The United States has been heavily involved in the conflict since its beginnings, when in the early 1960s the U.S. government encouraged the Colombian military to attack leftist militias in rural Colombia. This was part of the U.S. fight against communism. Mercenaries and multinational corporations such as Chiquita Brands International are some of the international actors that have contributed to the violence of the conflict.
The administration of President Álvaro Uribe (2002–10), adopted the democratic security policy which included an integrated counter-terrorism and counter-insurgency campaign. The Government economic plan also promoted confidence in investors. As part of a controversial peace process the AUC (right-wing paramilitaries) as a formal organization had ceased to function. In February 2008, millions of Colombians demonstrated against FARC and other outlawed groups.

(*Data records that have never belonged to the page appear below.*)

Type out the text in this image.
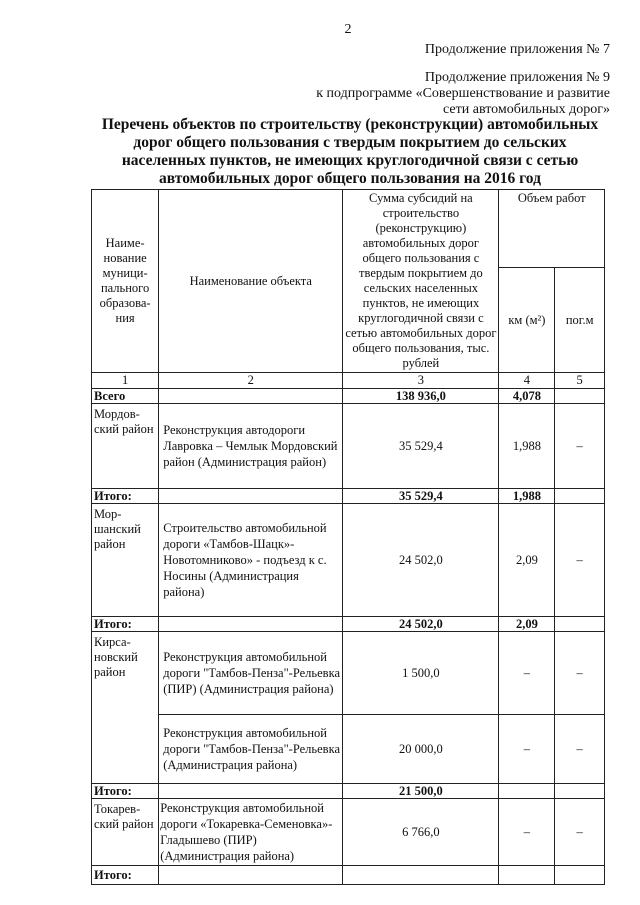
2
Продолжение приложения № 7
Продолжение приложения № 9
к подпрограмме «Совершенствование и развитие
сети автомобильных дорог»
Перечень объектов по строительству (реконструкции) автомобильных дорог общего пользования с твердым покрытием до сельских населенных пунктов, не имеющих круглогодичной связи с сетью автомобильных дорог общего пользования на 2016 год
Наиме-нование муници-пального образова-ния	Наименование объекта	Сумма субсидий на строительство (реконструкцию) автомобильных дорог общего пользования с твердым покрытием до сельских населенных пунктов, не имеющих круглогодичной связи с сетью автомобильных дорог общего пользования, тыс. рублей	Объем работ	
			км (м²)	пог.м
1	2	3	4	5
Всего		138 936,0	4,078	
Мордов-ский район	Реконструкция автодороги Лавровка – Чемлык Мордовский район (Администрация район)	35 529,4	1,988	–
Итого:		35 529,4	1,988	
Мор-шанский район	Строительство автомобильной дороги «Тамбов-Шацк»-Новотомниково» - подъезд к с. Носины (Администрация района)	24 502,0	2,09	–
Итого:		24 502,0	2,09	
Кирса-новский район	Реконструкция автомобильной дороги "Тамбов-Пенза"-Рельевка (ПИР) (Администрация района)	1 500,0	–	–
	Реконструкция автомобильной дороги "Тамбов-Пенза"-Рельевка (Администрация района)	20 000,0	–	–
Итого:		21 500,0		
Токарев-ский район	Реконструкция автомобильной дороги «Токаревка-Семеновка»- Гладышево (ПИР) (Администрация района)	6 766,0	–	–
Итого:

After peace negotiations in Cuba, the Colombian government of President Juan Manuel Santos and guerrilla of FARC-EP announced a final agreement to end the conflict. However, a referendum to ratify the deal was unsuccessful. Afterward, the Colombian government and the FARC signed a revised peace deal in November 2016, which the Colombian congress approved. In 2016, President Santos was awarded the Nobel Peace Prize. The Government began a process of attention and comprehensive reparation for victims of conflict. Colombia shows modest progress in the struggle to defend human rights, as expressed by HRW. A Special Jurisdiction of Peace has been created to investigate, clarify, prosecute and punish serious human rights violations and grave breaches of international humanitarian law which occurred during the armed conflict and to satisfy victims' right to justice. During his visit to Colombia, Pope Francis paid tribute to the victims of the conflict.
Colombia's relations with Venezuela have fluctuated due to ideological differences between both governments. Colombia has offered humanitarian support with food and medicines to mitigate the shortage of supplies in Venezuela. Colombia's Foreign Ministry said that all efforts to resolve Venezuela's crisis should be peaceful. Colombia proposed the idea of the Sustainable Development Goals and a final document was adopted by the United Nations. In February 2019, Venezuelan president Nicolás Maduro cut off diplomatic relations with Colombia after Colombian President Ivan Duque had helped Venezuelan opposition politicians deliver humanitarian aid to their country. Colombia recognized Venezuelan opposition leader Juan Guaidó as the country’s legitimate president. In January 2020, Colombia rejected Maduro's proposal that the two countries would restore diplomatic relations.